I disagree with your characterization that he "targets", like a predator, younger, less experienced, developers. His books and consulting fees are for all. But whatever. I too have issues myself with commonly recommended books like Pragmatic Programmer or GoF. Most recommended books seem to be recommended to younger devs because they're often the only ones asking for any recommendations, too many older devs have given up on the idea of learning and are content with their balls of mud, or in better cases actively seek out books and don't need recommendations as much. But it's hard to sustain a book club at the office (or anywhere). The solution, if Clean Code specifically is a blight on younger devs, is to recommend more books, look for better reading orderings if possible, and stay firm in the assertion that no single book will be sufficient. My preferred "read this first if possible" would be The Practice of Programming; it's not at all useless to read after a few others but it's less helpful the more experienced (in a real N years way, not "same year N times" way) you are. At least it's short.

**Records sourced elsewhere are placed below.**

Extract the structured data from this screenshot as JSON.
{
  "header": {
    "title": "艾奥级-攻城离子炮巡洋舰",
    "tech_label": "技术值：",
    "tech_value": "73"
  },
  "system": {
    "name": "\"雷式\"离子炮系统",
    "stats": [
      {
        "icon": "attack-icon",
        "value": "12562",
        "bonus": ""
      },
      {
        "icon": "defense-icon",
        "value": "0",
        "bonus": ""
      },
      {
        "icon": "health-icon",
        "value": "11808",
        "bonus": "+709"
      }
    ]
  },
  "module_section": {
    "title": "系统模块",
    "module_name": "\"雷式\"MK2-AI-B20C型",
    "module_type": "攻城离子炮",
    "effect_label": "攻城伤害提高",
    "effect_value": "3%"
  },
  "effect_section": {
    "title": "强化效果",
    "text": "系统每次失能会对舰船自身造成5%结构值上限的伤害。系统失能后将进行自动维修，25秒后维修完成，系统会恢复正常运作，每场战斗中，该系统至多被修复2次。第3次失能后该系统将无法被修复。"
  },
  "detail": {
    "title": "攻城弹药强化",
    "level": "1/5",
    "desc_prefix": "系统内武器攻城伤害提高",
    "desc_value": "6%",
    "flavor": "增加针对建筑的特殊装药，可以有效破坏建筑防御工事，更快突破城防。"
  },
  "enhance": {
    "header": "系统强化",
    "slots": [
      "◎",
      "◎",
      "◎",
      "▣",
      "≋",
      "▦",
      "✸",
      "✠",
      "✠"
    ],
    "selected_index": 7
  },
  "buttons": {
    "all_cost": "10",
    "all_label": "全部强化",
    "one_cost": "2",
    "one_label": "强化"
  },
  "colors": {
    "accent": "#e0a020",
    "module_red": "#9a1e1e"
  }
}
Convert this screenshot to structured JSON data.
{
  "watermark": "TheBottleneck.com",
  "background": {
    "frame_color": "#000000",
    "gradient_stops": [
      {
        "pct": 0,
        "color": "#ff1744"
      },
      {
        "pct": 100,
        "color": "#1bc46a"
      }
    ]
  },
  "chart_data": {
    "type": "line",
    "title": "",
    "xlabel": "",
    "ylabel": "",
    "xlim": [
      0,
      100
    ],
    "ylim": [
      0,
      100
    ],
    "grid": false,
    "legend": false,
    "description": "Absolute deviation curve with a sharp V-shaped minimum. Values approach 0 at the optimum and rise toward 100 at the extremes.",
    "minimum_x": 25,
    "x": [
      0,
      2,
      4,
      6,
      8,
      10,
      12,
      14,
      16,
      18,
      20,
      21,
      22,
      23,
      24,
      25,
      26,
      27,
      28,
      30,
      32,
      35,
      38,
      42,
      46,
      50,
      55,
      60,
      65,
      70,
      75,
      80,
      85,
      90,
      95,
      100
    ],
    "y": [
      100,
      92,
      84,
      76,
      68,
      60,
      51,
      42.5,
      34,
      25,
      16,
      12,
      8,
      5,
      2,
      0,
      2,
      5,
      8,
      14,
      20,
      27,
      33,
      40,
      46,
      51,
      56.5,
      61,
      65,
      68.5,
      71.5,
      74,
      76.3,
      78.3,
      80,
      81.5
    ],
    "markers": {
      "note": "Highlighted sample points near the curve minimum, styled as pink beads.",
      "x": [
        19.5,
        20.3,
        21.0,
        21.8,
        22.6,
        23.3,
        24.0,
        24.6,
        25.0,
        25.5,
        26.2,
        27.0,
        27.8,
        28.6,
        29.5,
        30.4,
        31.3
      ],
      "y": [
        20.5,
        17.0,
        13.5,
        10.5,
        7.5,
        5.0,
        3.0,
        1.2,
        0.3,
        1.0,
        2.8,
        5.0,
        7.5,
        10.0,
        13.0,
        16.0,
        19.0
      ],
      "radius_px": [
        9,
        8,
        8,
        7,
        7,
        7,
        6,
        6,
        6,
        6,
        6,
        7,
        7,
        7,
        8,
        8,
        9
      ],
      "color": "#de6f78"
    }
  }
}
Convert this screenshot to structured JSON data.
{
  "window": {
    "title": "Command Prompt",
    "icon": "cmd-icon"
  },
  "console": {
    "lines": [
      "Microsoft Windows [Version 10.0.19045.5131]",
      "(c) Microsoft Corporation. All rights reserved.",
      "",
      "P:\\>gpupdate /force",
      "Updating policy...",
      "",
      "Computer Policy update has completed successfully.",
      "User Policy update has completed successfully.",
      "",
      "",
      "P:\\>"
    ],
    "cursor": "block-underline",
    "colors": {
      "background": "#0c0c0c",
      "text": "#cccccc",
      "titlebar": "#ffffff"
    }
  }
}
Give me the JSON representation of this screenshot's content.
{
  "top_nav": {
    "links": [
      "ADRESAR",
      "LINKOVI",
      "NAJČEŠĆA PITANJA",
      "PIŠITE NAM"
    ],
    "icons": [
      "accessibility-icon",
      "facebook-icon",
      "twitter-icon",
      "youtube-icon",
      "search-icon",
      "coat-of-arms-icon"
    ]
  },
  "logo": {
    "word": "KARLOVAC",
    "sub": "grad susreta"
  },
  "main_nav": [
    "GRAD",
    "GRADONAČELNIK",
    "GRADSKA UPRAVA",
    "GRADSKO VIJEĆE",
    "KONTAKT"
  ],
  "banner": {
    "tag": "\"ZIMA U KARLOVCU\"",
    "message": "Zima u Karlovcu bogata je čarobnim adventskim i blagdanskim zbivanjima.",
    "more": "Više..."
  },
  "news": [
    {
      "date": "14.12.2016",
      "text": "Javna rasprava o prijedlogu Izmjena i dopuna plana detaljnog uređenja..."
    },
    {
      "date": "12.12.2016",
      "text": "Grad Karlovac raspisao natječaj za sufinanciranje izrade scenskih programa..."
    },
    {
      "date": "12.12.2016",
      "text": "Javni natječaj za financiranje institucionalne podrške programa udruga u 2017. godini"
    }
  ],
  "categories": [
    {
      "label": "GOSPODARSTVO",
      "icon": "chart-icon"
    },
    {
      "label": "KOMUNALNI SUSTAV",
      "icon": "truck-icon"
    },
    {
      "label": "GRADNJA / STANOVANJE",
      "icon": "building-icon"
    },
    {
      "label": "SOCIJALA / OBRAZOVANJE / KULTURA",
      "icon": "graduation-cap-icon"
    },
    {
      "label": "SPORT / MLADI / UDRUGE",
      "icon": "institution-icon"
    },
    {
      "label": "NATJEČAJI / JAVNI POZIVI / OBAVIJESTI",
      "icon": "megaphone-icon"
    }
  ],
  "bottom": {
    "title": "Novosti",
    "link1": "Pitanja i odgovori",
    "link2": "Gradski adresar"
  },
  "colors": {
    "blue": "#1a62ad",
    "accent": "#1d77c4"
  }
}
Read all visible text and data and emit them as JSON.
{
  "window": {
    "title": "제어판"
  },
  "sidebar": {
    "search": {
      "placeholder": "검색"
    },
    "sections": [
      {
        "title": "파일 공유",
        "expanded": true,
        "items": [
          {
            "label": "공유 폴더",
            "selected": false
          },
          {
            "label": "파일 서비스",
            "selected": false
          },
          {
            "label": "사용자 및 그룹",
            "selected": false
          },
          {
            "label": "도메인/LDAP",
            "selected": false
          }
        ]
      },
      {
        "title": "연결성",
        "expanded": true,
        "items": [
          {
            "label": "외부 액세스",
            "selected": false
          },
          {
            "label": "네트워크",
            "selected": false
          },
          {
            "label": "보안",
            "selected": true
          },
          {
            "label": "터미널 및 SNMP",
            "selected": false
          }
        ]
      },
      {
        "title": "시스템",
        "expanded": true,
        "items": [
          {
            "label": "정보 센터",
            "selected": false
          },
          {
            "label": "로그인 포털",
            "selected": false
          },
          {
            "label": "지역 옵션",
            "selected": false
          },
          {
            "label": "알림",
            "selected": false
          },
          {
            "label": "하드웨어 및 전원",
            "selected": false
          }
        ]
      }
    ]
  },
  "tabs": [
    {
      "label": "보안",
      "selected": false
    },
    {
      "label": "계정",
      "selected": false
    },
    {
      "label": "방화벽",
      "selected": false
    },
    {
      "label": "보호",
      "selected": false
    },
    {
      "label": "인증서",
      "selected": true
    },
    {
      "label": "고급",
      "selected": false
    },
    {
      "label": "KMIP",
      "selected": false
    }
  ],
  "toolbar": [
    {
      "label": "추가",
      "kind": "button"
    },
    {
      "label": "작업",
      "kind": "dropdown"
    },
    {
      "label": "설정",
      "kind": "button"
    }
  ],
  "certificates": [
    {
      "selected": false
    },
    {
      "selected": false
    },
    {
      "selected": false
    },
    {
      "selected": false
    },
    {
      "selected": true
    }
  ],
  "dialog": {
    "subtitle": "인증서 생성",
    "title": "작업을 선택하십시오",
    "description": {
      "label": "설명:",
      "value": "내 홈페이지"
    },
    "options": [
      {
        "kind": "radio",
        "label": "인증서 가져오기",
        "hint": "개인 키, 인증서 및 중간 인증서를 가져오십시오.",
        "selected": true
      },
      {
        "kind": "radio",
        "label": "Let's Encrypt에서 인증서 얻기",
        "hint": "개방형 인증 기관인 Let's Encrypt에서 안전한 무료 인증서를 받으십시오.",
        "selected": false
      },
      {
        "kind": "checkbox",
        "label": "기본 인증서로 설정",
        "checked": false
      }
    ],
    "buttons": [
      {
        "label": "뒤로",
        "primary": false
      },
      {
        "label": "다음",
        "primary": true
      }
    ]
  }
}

> dogma is not a substitute for understanding
I 100% agree. I also think neither Bob nor Linus (I certainly don't) nor the Ghost of Dijkstra nor many other famous programmers would disagree that there are times and excuses for deep nesting in a function, there are times for very long functions, there are times for very deep call chains, there are times goto is needed, there are times to write code instead of the platonic ideal of solving problems with no (new) code, ... and generally speaking when programmers make broad proclamations they're very often in actuality just rules of thumb with room for disagreement, nuance, preconditions, tradeoffs, and outright exceptions. It would be much easier for me to jump on Clean Code if it was actually just a slideshow of such proclamations presented bullet point style, but no, it's a book, and deserves nuanced critique suitable for such a medium.
A good example is difficult to come up with, but the basic idea is usually a function with 4+ args can either be split into two functions or args can be turned into a sensible data type.
Here's an okay example:
areaIrregOctagon :: Int -> Int -> Int -> Int -> Int -> Int -> Int -> Int -> Int
type Octagon = (Int,Int,Int,Int,Int,Int,Int,Int)
areaIrregOctagon :: Octagon -> IntI think the real problem in your example isn't the number of arguments but passing separate values that logically belong together as a single coherent piece of data. You could make the same argument about passing a Point parameter for a 2D position instead of a pair of separate co-ordinates (and the argument would still be just as valid if you did).
Of course that isn't what Martin said anyway. He said the ideal number of arguments is zero, which is absurd. The ideal number of arguments is however many you need to pass in the relevant information for your function to do its job, hopefully in a representation that is clear and easy to work with. If he'd suggested that this will often be a small number because there are often more effective ways to represent the data in functions taking many arguments (and look, here are some examples of those ways) I might well have agreed with him.